Monday, 19 November 2012

Delhi, Monday

The Jammu Mail. We share our 4-berth first class compartment with a couple of army types, one of whom loudly sniffs every minute or so so I must exercise maximum Buddhist karma and not offer him a hanky. Mercifully the sniffer leaves a couple of hours down the line, but the other is a throat-clearer, even worse than me.  Happily, no-one snores.  So our night is relatively peaceful, even comfortable. Despite a very late departure, we arrive on time at 5.45 am. Our tuk-tuk driver follows a maze of back streets through awakening markets and rickshaw parks, and we reach the Surya Plaza by 6.30 am. They obligingly give us a back room for a couple of hours until our balcony room, this time as booked, is ready. We shower coolly, and I try out my Dabur Red toothpaste, which leaves a burning sensation, my mouth looking if I have been chewing paan (or playing Dracula).
 
Anglican Church St. James
I make an excursion to Kashmir Gate in the part of Old Delhi favoured by the British community in the years before the 1857 uprising (aka Indian Mutiny). An archaeology department official lets me climb up on what remains of the medieval gate and walls, but seems disappointed with my (I thought quite generous!) baksheesh. Then down a hectic road to St. James's Church, in a lush green setting behind railings, a stark contrast to the surrounding turmoil. St. James was commissioned by Col. George Skinner, progeny of a E. India Company official and a Rajput princess, whose story is a book in itself. The church, built 1836, is a classical gem, elegant and dignified outside but a little uptight and gloomy within (possibly like its worshippers?) It's peaceful in here. I am the only visitor, indeed the first to sign the visitors' book for five days. An Indian has written, "I am visiting places of worship in Delhi and come here to see what a church is like." A  list names the 193 church members (many presumably Anglo-Indian, like Mr Vijay Russell and Mr & Mrs Ravi George, plus a couple of Skinners), but notices betray a range of characteristically Anglican upcoming activities. There's a garden party, a "potluck" lunch, a Service of Nine Lessons and Carols, a Christmas meal for the underprivileged (what, all the millions of them?). I could be home in Norfolk, apart from the parish picnic in January. 

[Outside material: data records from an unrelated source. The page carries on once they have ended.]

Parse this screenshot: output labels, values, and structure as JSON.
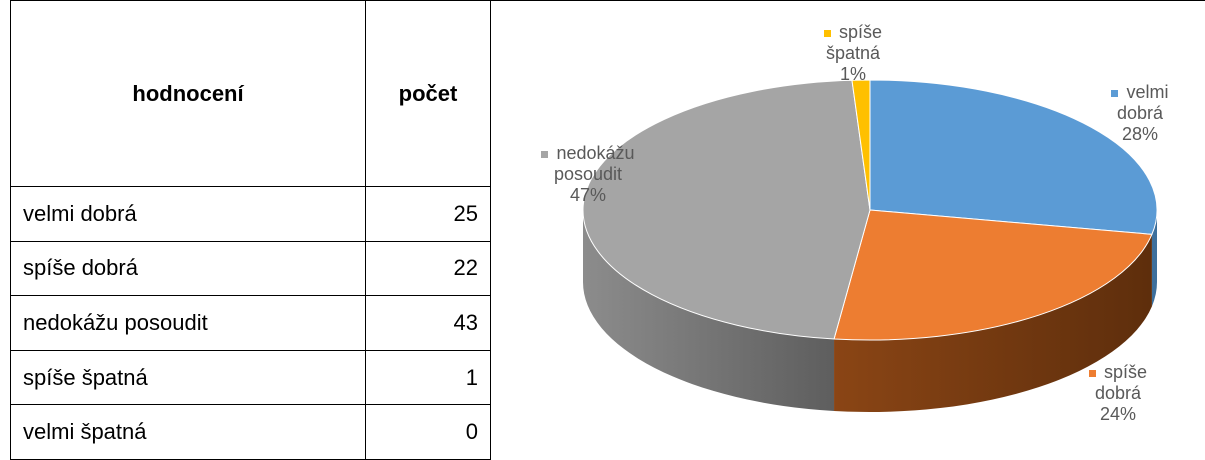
{
  "table": {
    "header": [
      "hodnocení",
      "počet"
    ],
    "rows": [
      [
        "velmi dobrá",
        25
      ],
      [
        "spíše dobrá",
        22
      ],
      [
        "nedokážu posoudit",
        43
      ],
      [
        "spíše špatná",
        1
      ],
      [
        "velmi špatná",
        0
      ]
    ]
  },
  "chart_data": {
    "type": "pie",
    "categories": [
      "velmi dobrá",
      "spíše dobrá",
      "nedokážu posoudit",
      "spíše špatná"
    ],
    "values": [
      28,
      24,
      47,
      1
    ],
    "value_labels": [
      "28%",
      "24%",
      "47%",
      "1%"
    ],
    "colors": [
      "#5b9bd5",
      "#ed7d31",
      "#a5a5a5",
      "#ffc000"
    ]
  }
}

Very un-Norfolk, however, are the memorials to those killed by the insurgents in 1857. These include George Berresford Esq., manager of the Delhi Bank, with his wife and all five daughters, and Dr Chimun Lall, a convert from Hinduism, "who fell a martyr to his faith on the day of the massacre of Christians in Delhi, 11th May 1857." As he lets me out, the caretaker asks for Rs. 20 for chai. A small price to pay. Would that Berresford's escape had been so easy.